Deprem uzmanı profesör Ramazan Özçelik, “Deprem şartnamemizde 25 birimden daha düşük betona izin verilmezken, yıkılan binalarda muhtemelen 5 ila 10 birim civarında” sözleriyle dikkat çekti.
Prof. Dr. Ramazan Özçelik, Kahramanmaraş merkezli iki depremin ağır hasarlarına dikkat çekti. Prof. Dr. Özçelik, yıkılan binaların büyük bölümünün 1998’den önce yapılan binalar olduğunu söyleyerek, “Bu yapılarımızdaki beton ve demir miktarı yetersiz. Deprem şartnamemizde 25 birimden daha düşük betona izin verilmezken, yıkılan binalarda muhtemelen 5 ila 10 birim civarında” dedi ve ekledi: Bugün Doğu Anadolu Fay Hattı’nda meydana gelen deprem, yarın başka bir fay hattında meydana gelebilir.
Dün ilk olarak Kahramanmaraş Pazarcık ve sonrasında Elbistan ilçelerinde meydana gelen 7.7 ve 7.6 şiddetindeki depremin hasarları saatler geçtikçe gün yüzüne çıkıyor.
Depremlerden 10 il etkilenirken binlerce bina yıkıldı. Ve binlerce vatandaş ise hala enkaz altında kurtarılmayı bekliyor.
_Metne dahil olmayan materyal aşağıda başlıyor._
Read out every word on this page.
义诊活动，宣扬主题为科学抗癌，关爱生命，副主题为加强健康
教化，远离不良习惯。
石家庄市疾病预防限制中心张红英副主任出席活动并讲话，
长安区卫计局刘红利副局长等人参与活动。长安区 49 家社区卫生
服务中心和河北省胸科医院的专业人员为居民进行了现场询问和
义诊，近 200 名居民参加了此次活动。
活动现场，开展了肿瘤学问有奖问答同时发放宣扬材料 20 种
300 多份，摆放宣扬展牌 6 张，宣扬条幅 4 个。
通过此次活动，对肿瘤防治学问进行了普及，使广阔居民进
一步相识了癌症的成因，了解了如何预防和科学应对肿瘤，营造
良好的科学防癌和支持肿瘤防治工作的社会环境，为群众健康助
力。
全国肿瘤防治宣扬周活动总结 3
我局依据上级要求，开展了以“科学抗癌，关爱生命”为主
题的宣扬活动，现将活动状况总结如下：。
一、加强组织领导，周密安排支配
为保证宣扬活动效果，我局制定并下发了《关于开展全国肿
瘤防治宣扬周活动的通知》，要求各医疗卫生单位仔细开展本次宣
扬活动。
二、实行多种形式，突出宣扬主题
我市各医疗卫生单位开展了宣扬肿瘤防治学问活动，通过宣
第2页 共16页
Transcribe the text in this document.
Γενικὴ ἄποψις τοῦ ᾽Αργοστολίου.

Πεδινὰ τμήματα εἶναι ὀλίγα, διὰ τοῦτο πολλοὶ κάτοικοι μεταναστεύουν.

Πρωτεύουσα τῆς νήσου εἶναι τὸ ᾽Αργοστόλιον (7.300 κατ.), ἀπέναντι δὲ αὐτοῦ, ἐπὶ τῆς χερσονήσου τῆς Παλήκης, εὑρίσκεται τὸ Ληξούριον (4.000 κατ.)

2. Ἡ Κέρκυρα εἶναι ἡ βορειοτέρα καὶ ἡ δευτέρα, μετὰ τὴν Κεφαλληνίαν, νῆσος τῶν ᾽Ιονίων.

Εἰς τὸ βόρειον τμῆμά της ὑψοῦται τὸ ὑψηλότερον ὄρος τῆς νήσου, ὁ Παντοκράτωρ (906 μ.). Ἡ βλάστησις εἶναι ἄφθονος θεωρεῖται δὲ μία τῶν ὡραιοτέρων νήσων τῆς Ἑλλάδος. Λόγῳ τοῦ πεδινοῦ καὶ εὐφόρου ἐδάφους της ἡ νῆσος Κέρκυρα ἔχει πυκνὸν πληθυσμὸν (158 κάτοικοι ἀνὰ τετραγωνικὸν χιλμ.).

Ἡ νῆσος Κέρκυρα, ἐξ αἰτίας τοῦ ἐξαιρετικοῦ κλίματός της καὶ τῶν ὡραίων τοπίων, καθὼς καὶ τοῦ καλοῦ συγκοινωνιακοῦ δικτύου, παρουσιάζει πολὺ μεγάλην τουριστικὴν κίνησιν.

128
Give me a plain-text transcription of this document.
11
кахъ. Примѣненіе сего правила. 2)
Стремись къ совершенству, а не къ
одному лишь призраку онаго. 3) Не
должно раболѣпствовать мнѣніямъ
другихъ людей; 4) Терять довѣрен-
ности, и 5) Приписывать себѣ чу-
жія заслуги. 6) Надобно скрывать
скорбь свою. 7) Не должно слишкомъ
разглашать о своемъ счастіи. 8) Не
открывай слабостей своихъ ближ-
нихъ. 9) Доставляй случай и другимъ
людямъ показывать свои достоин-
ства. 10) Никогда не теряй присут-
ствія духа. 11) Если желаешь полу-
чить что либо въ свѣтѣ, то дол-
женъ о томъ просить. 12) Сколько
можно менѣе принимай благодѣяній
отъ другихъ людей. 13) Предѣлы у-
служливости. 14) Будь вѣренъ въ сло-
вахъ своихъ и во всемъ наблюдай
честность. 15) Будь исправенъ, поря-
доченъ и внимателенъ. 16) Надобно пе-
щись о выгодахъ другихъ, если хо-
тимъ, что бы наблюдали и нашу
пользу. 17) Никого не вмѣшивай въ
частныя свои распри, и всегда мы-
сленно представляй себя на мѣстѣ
Gelen artçılarla birlikte de hasar görmüş binalar da yıkılmaya devam ediyor.
Konu ile ilgili olarak uzman isimlerden de açıklamalar geliyor. Akdeniz Üniversitesi Deprem Araştırmaları Uygulama ve Araştırma Merkezi Müdürü Prof. Dr. Ramazan Özçelik, Türkiye’nin deprem kuşağı üzerinde olan bir bölge olduğunu her an başka bir noktasında da deprem olabileceğini söyledi. Prof. Dr. Özçelik, “Bugün Doğu Anadolu Fay Hattı’nda meydana gelen deprem, yarın başka bir fay hattında meydana gelebilir. Nüfusumuzun da büyük bir kısmı deprem kuşağı olan bölgelerde yaşıyor. Deprem bizim hayatımızda rüzgar, yağmur, kar gibi bir gerçek” ifadelerini kullandı.
‘YERİNİ BULMAYA ÇALIŞIYOR’
Depremlerin nerede yaşanabileceğini çalışmaları sonuçlarında tahmin edebildiklerini belirten Özçelik, “Van’ı nokta olarak alırsak Karadeniz’e paralel bir şekilde İstanbul’a uzanan, Hatay’a doğru uzanan bir fay bölgemiz var. Ege bölgesi yine deprem tehlikesiyle karşı karşıya. Bu fay bölgesindeki illerin tamamı deprem tehlikesi ile karşı karşıya. Bu bölgelerde deprem olacağını biliyor, büyüklüğünü az çok hesaplayabiliyoruz. Sadece ne zaman meydana geleceğini bilmiyoruz. Biz hep ‘yarın deprem olacak gibi davranmalıyız’ diyoruz” diye konuştu.
‘BETON VE DEMİR MİKTARI YETERSİZ’
Herhangi bir bina yapılırken deprem yönetmeliği kullanıldığını söyleyen Prof. Dr. Özçelik, “Yönetmelikteki en kapsamlı değişiklik 1998 yılında meydana geldi. O şartnameyi kullanmayı fırsat bulamadan 1999 depremi yaşandı. Problemimiz 1998’deki şartname kullanılmadan yapılan binalar. Bugün yıkılan binaların büyük bölümü 1998 öncesi yapılan binalar. Bu yapılarımızdaki beton ve demir miktarının yetersiz olmasından yıkımlar gerçekleşiyor. Deprem şartnamemizde 25 birimden daha düşük betona izin verilmezken, yıkılan binalarda muhtemelen 5 ila 10 birim civarında” dedi.
‘AZ ÇOK TAHMİN EDEBİLİYORUZ’
Depremdeki yıkımlarda en büyük sorunun eski binalar olduğunu belirten Prof. Dr. Özçelik, şunları söyledi:
“Dayanıklı bina inşa etmede bir problemimiz yok, problemimiz eski binalar. Binanızın iskanı bu tarihten önce alındıysa yıkım tehlikesi altında kalabilirsiniz. Bu yapılar ile ilgili çok acil bir şekilde müdahale gerekiyor. Bu konularda belediyelere çok büyük görev düşüyor. Yapılan ölçüm ve araştırmalar sayesinde depremlerin az çok nerelerde olacağını tahmin edebiliyoruz. Bugün AFAD’ın sayfasına girdiğinizde oturduğunuz konumun depremselliği konusunda tehlikenin ne seviyede olduğunu görülebiliyor.”